IMMUNOHISTOCHEMISTRY
Serial 4 µm thick tissue sections were cut from array blocks, with initial sections H&E stained to verify histology. Immunostaining for p53 (Pab1801; Novocastra, Newcastle, UK) (1 : 40 dilution), p16 (F-12; Santa Cruz Biotechnology, Santa Cruz, CA, USA) (1 : 100 dilution), hMLH1 (G168-728; PharMingen, San Diego, CA, USA) (1 : 50 dilution), c-erbB-2 (DakoCytomation, Glostrup, Denmark) (1 : 100 dilution) and CEA (1B2; IBL, Tokyo, Japan) (1 : 100 dilution) was performed using a standard labeled streptavidin–biotin system (Nichirei, Tokyo, Japan).
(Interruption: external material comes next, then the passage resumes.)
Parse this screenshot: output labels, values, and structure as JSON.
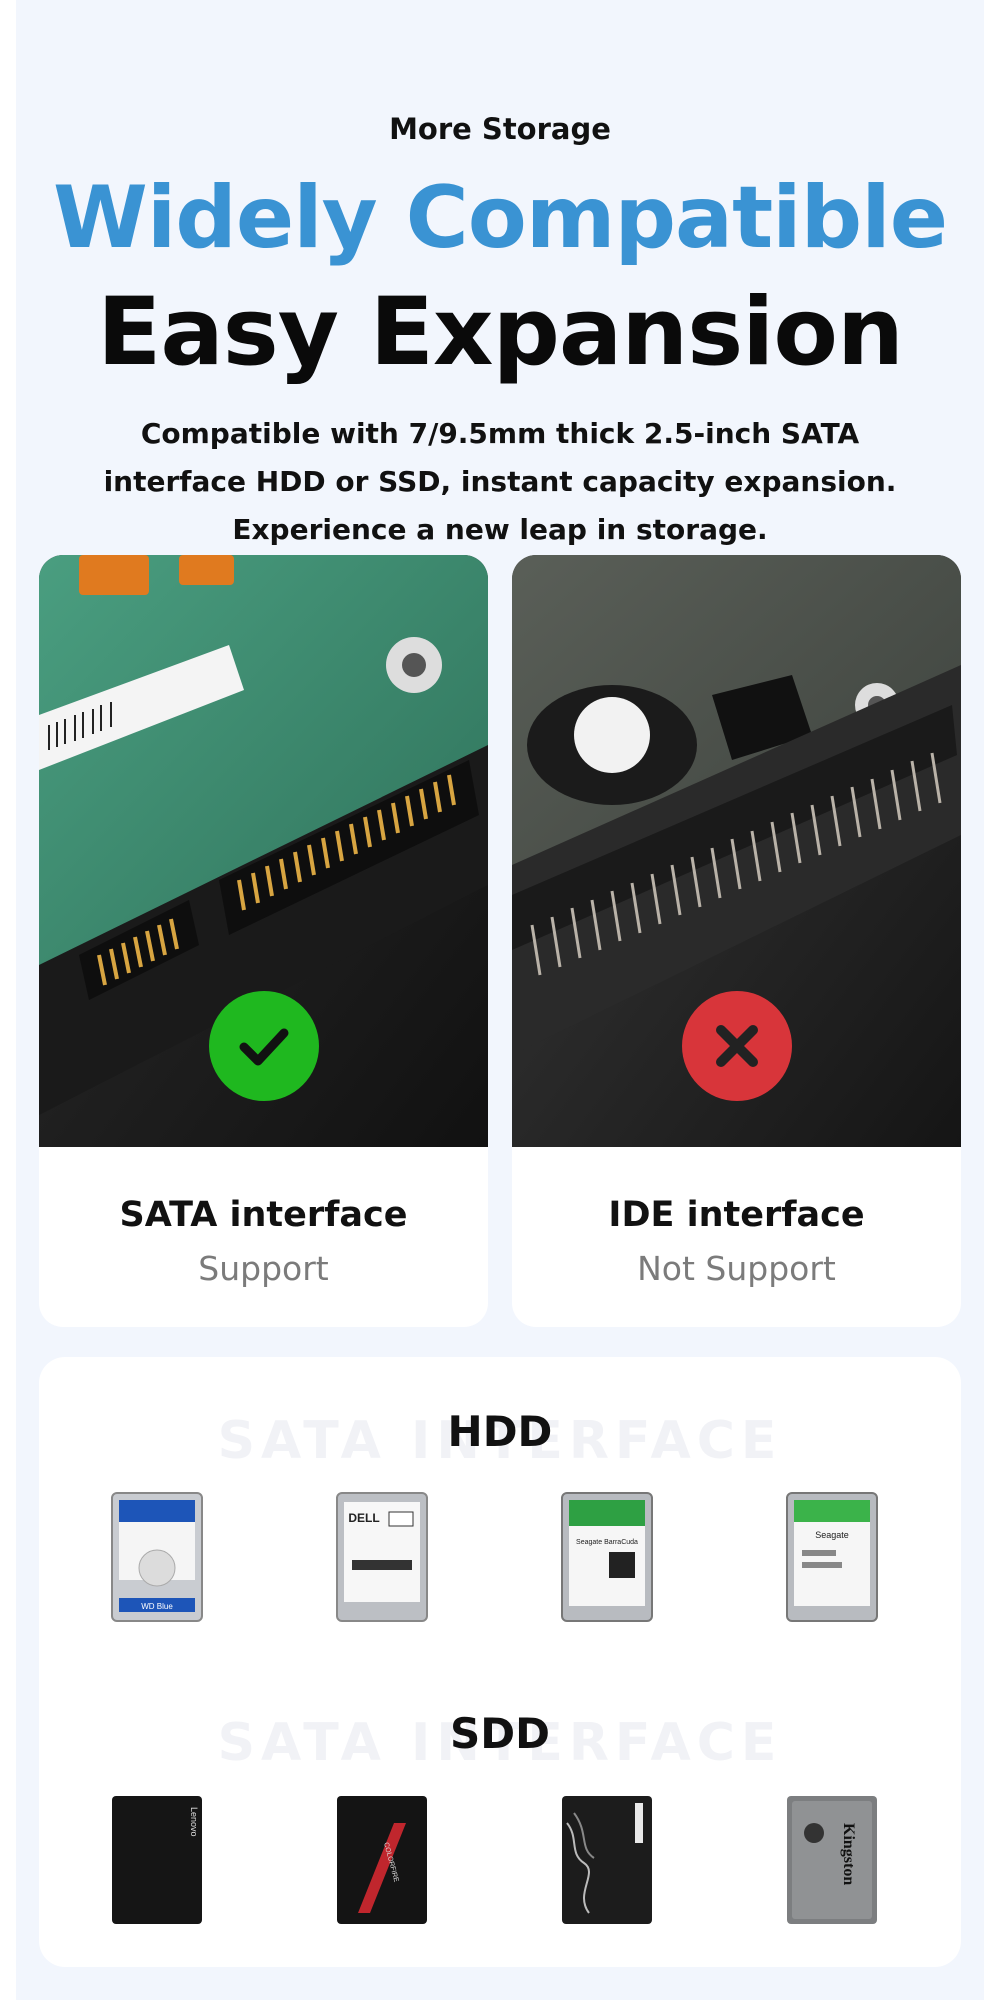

Positivity was >50% nuclear staining for p53, p16 and hMLH1, membranous staining for c-erbB-2 and cytoplasmic staining for CEA. Immunohistochemical reactivity was independently evaluated by two investigators (T.H., G.T.), with consensus reached after discussion.
STATISTICAL ANALYSIS
Correlation between expression of each tumor suppressor and tumor-related protein and tumor differentiation, as well as correlation with other clinicopathological parameters, was compared by Fisher's exact probability test and chi-square for independence test. A P-value <0.05 was considered to be statistically significant.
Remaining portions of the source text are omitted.